Import Library

In [1]:
import nltk
nltk.download('punkt')
nltk.download('wordnet')
nltk.download('averaged_perceptron_tagger')

[nltk_data] Downloading package punkt to
[nltk_data]     C:\Users\samle\AppData\Roaming\nltk_data...
[nltk_data]   Package punkt is already up-to-date!
[nltk_data] Downloading package wordnet to
[nltk_data]     C:\Users\samle\AppData\Roaming\nltk_data...
[nltk_data]   Package wordnet is already up-to-date!
[nltk_data] Downloading package averaged_perceptron_tagger to
[nltk_data]     C:\Users\samle\AppData\Roaming\nltk_data...
[nltk_data]   Package averaged_perceptron_tagger is already up-to-
[nltk_data]       date!


True

In [2]:
import pandas as pd

from nltk.corpus import wordnet
from nltk.tokenize import word_tokenize
from nltk import pos_tag
from nltk.stem import WordNetLemmatizer

Read Data

In [3]:
df_cleaned_reviews = pd.read_json('../data/cleaned_reviews.json.gz', orient="records", compression="gzip")

In [4]:
df_cleaned_reviews.head()

Unnamed: 0,review_text,cleaned_review
0,I got this to run as a dual monitor. This is ...,got run dual monitor second time purchasing mo...
1,"Not as good as I had hoped, music is very low,...",not good hoped music low phone volume pretty g...
2,Appreciate if product\nNeed to buy one more if...,appreciate product need buy one promotion need...
3,You get what you pay for Three Stars,get pay three stars
4,Arrived in 2 days. working great. Recommend to...,arrived days working great recommend others wo...


Part of Speech Tagging

In [5]:
pos_dict = {
    'J': wordnet.ADJ, 
    'V': wordnet.VERB, 
    'N': wordnet.NOUN, 
    'R': wordnet.ADV
}

def tag_pos(text):
    result = []
    tags = pos_tag(word_tokenize(text))

    for word, tag in tags:
        result.append(tuple([word, pos_dict.get(tag[0])]))
            
    return result

In [6]:
df_preprocessing_data = df_cleaned_reviews

In [7]:
df_preprocessing_data['pos_tagged_review'] = df_preprocessing_data['cleaned_review'].apply(tag_pos)

In [8]:
df_preprocessing_data.head()

Unnamed: 0,review_text,cleaned_review,pos_tagged_review
0,I got this to run as a dual monitor.
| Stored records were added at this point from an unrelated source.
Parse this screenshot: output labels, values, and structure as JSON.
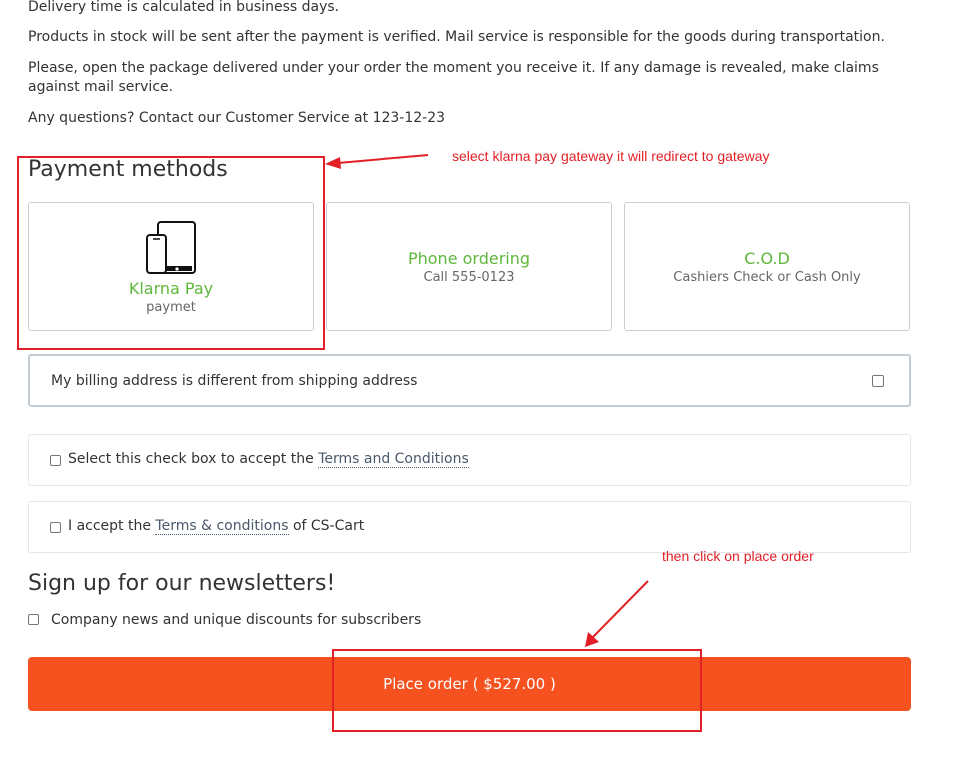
{
  "info": {
    "delivery": "Delivery time is calculated in business days.",
    "stock": "Products in stock will be sent after the payment is verified. Mail service is responsible for the goods during transportation.",
    "package": "Please, open the package delivered under your order the moment you receive it. If any damage is revealed, make claims against mail service.",
    "questions": "Any questions? Contact our Customer Service at 123-12-23"
  },
  "payment": {
    "title": "Payment methods",
    "methods": [
      {
        "name": "Klarna Pay",
        "description": "paymet",
        "icon": "mobile-tablet-icon"
      },
      {
        "name": "Phone ordering",
        "description": "Call 555-0123"
      },
      {
        "name": "C.O.D",
        "description": "Cashiers Check or Cash Only"
      }
    ]
  },
  "billing": {
    "label": "My billing address is different from shipping address",
    "checked": false
  },
  "terms": [
    {
      "prefix": "Select this check box to accept the ",
      "link": "Terms and Conditions",
      "suffix": "",
      "checked": false
    },
    {
      "prefix": "I accept the ",
      "link": "Terms & conditions",
      "suffix": " of CS-Cart",
      "checked": false
    }
  ],
  "newsletter": {
    "title": "Sign up for our newsletters!",
    "option": "Company news and unique discounts for subscribers",
    "checked": false
  },
  "place_order": {
    "label": "Place order ( $527.00 )"
  },
  "annotations": {
    "payment_note": "select klarna pay gateway it will redirect to gateway",
    "order_note": "then click on place order"
  },
  "colors": {
    "accent_green": "#5fb83c",
    "button_orange": "#f5521f",
    "annotation_red": "#e21f26"
  }
}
This is ...,got run dual monitor second time purchasing mo...,"[(got, v), (run, v), (dual, a), (monitor, n), ..."
1,"Not as good as I had hoped, music is very low,...",not good hoped music low phone volume pretty g...,"[(not, r), (good, a), (hoped, v), (music, n), ..."
2,Appreciate if product\nNeed to buy one more if...,appreciate product need buy one promotion need...,"[(appreciate, a), (product, n), (need, n), (bu..."
3,You get what you pay for Three Stars,get pay three stars,"[(get, v), (pay, n), (three, None), (stars, n)]"
4,Arrived in 2 days. working great. Recommend to...,arrived days working great recommend others wo...,"[(arrived, v), (days, n), (working, v), (great..."


Lemmatization

In [9]:
lemmatizer = WordNetLemmatizer()

def lemmatize_pos_words(pos_words):
    lemmas = []
    for word, tag in pos_words:
        if tag is None:
            lemmas.append(word)
        else:
            lemmas.append(lemmatizer.lemmatize(word, tag))
            
    return " ".join(lemmas)

In [10]:
df_preprocessing_data['lemmatized_review'] = df_preprocessing_data['pos_tagged_review'].apply(lemmatize_pos_words)

In [11]:
df_preprocessing_data.head()

Unnamed: 0,review_text,cleaned_review,pos_tagged_review,lemmatized_review
0,I got this to run as a dual monitor. This is ...,got run dual monitor second time purchasing mo...,"[(got, v), (run, v), (dual, a), (monitor, n), ...",get run dual monitor second time purchase moni...
1,"Not as good as I had hoped, music is very low,...",not good hoped music low phone volume pretty g...,"[(not, r), (good, a), (hoped, v), (music, n), ...",not good hop music low phone volume pretty goo...
2,Appreciate if product\nNeed to buy one more if...,appreciate product need buy one promotion need...,"[(appreciate, a), (product, n), (need, n), (bu...",appreciate product need buy one promotion need...
3,You get what you pay for Three Stars,get pay three stars,"[(get, v), (pay, n), (three, None), (stars, n)]",get pay three star
4,Arrived in 2 days. working great. Recommend to...,arrived days working great recommend others wo...,"[(arrived, v), (days, n), (working, v), (great...",arrive day work great recommend others work gr...


Export as Json

In [12]:
df_preprocessing_data[[
    "review_text",
    "lemmatized_review"
]
].rename(
    columns={'lemmatized_review':'normalized_review'}
).to_json(
    '../data/normalized_reviews.json.gz', compression="gzip", orient="records", indent=2
)